Referring to Anderson's dual theory of either finding Lopez was a direct shooter or that he aided and abetted, Carter said, “I think the evidence shows that there is not enough to do either of those things.”
He discussed the Avenue Boyz, who he said sounded like a criminal street gang according to the evidence, and touched on a fight at an adult school graduation in early June 2011 that began the escalation of tensions which ultimately led to the fatal shooting.
Carter said no witness had put a gun in Lopez's hands until Stone reached a plea agreement with the District Attorney's Office. “And he's the only one who does it.”
He discussed the different accounts of how many gunshots were heard and how many muzzle flashes were seen, as well as the issues with some of the witness testimony.
He acknowledged that it was an emotional case, and can be upsetting, but that can't affect the jurors' verdict.
“It's not a question of whether it's sad. Of course it's sad. It's a question of what's been proven,” said Carter.

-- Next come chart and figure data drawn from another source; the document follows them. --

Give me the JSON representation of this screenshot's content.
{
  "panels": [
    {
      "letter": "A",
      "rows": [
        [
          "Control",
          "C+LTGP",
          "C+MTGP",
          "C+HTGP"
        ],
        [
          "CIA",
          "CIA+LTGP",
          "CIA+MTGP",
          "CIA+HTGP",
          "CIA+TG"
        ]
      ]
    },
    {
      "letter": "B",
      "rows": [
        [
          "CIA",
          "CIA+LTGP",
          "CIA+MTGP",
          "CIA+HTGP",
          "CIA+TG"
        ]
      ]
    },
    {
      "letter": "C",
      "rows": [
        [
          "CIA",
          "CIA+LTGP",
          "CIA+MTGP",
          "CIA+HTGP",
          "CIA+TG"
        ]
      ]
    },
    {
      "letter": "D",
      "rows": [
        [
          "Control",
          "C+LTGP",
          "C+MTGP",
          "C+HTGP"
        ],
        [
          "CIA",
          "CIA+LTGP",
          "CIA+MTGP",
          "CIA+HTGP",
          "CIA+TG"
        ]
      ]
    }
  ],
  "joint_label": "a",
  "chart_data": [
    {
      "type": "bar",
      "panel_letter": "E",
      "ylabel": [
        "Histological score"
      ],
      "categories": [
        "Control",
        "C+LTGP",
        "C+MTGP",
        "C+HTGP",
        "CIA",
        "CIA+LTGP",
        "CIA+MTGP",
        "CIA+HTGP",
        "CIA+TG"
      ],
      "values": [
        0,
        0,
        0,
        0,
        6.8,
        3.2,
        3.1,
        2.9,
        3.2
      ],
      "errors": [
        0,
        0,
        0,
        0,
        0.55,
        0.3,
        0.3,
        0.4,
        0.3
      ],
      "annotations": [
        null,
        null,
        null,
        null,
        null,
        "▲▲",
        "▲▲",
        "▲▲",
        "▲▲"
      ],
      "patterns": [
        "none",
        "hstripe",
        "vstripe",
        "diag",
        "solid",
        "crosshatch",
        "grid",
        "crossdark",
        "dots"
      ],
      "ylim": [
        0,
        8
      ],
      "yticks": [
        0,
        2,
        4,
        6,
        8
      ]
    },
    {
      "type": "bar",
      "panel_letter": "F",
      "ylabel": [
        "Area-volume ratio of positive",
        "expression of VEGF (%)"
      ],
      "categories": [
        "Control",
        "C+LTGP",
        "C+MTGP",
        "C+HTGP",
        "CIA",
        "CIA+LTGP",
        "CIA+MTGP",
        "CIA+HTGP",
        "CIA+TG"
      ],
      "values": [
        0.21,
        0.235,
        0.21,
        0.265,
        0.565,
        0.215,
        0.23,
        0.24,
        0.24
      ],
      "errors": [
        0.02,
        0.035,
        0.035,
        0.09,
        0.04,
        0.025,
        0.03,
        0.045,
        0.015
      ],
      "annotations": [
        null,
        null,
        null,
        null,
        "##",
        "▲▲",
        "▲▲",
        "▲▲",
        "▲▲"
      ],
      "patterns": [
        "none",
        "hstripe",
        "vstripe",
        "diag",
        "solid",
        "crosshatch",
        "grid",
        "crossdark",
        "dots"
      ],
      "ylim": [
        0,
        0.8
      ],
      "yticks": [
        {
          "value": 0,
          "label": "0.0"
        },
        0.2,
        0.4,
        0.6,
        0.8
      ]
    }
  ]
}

Carter questioned Stone's veracity, explaining that a jailhouse informant had stated that Stone told him he had fired his .22 rifle up in the air that night – consistent with what would be done in a robbery, Carter suggested – which conflicts with Stone's statement on the stand that he didn't fire at the scene. Stone also had allegedly admitted to the informant that he had picked up his spent cartridges before running away.
As for Lopez's intent, “There's ample evidence that it was not to shoot anybody,” Carter said.
But he suggested that it appeared well proven to him that Braden – not Lopez – killed Skyler Rapp. Carter said there was no evidence of Lopez discharging a firearm – not even from Stone, who he called the prosecution's “star witness.”
“You can't kill without shooting, and there's no evidence that he fired,” said Carter, adding that Lopez also didn't share the intent.
In a case where a lot of people got hurt and a child died, Carter said it's understandable to want to punish the the guilty person.
He said that convicting an innocent person would be on par with the tragedy of the child being gunned down.
“That is something that is up to you,” he told the jury, ending his comments just short of two hours.
Challenging the defense
Anderson, who got the final word in the day's arguments, worked to establish that Lopez was armed.
He said Avenue Boyz member Anthony Gaston testified to putting a shotgun on the porch of Leonor's home a few days before the shooting. On the night of the shooting, that shotgun was gone.
Anderson argued that Lopez went to the shooting scene “to do something” that included more than just a fist fight.
He said Stone's testimony has always been consistent and that the plea deal didn't affect his statements before the court.
“He doesn't please me, he has to testify to the truth,” said Anderson.
Anderson said Lopez told a police investigator that there were two shotguns at the incident, and Anderson maintained that the evidence proved there were two shooters.
If Lopez was going to a fist fight, Anderson questioned why he was giving shotgun shells to Braden, who had claimed that he wanted to kill someone. He said Lopez stuck with Braden that whole evening, going to get guns together and leaving with Stone to go to Sparks' home.
On one key point Anderson said he agreed with Carter.
“This was a tragic incident,” which resulted in a 4-year-old child's death and harm to others, he said.
From the first moment he took the case Anderson said he wondered, “What is the motive? Why did this occur?”
He said someone who was described as sadistic – Braden – was angry, and the shooting resulted.
Anderson asked the jury to convict Lopez.
Court resumes at 9 a.m. Friday, when Braden's jury will hear the closing arguments in his case.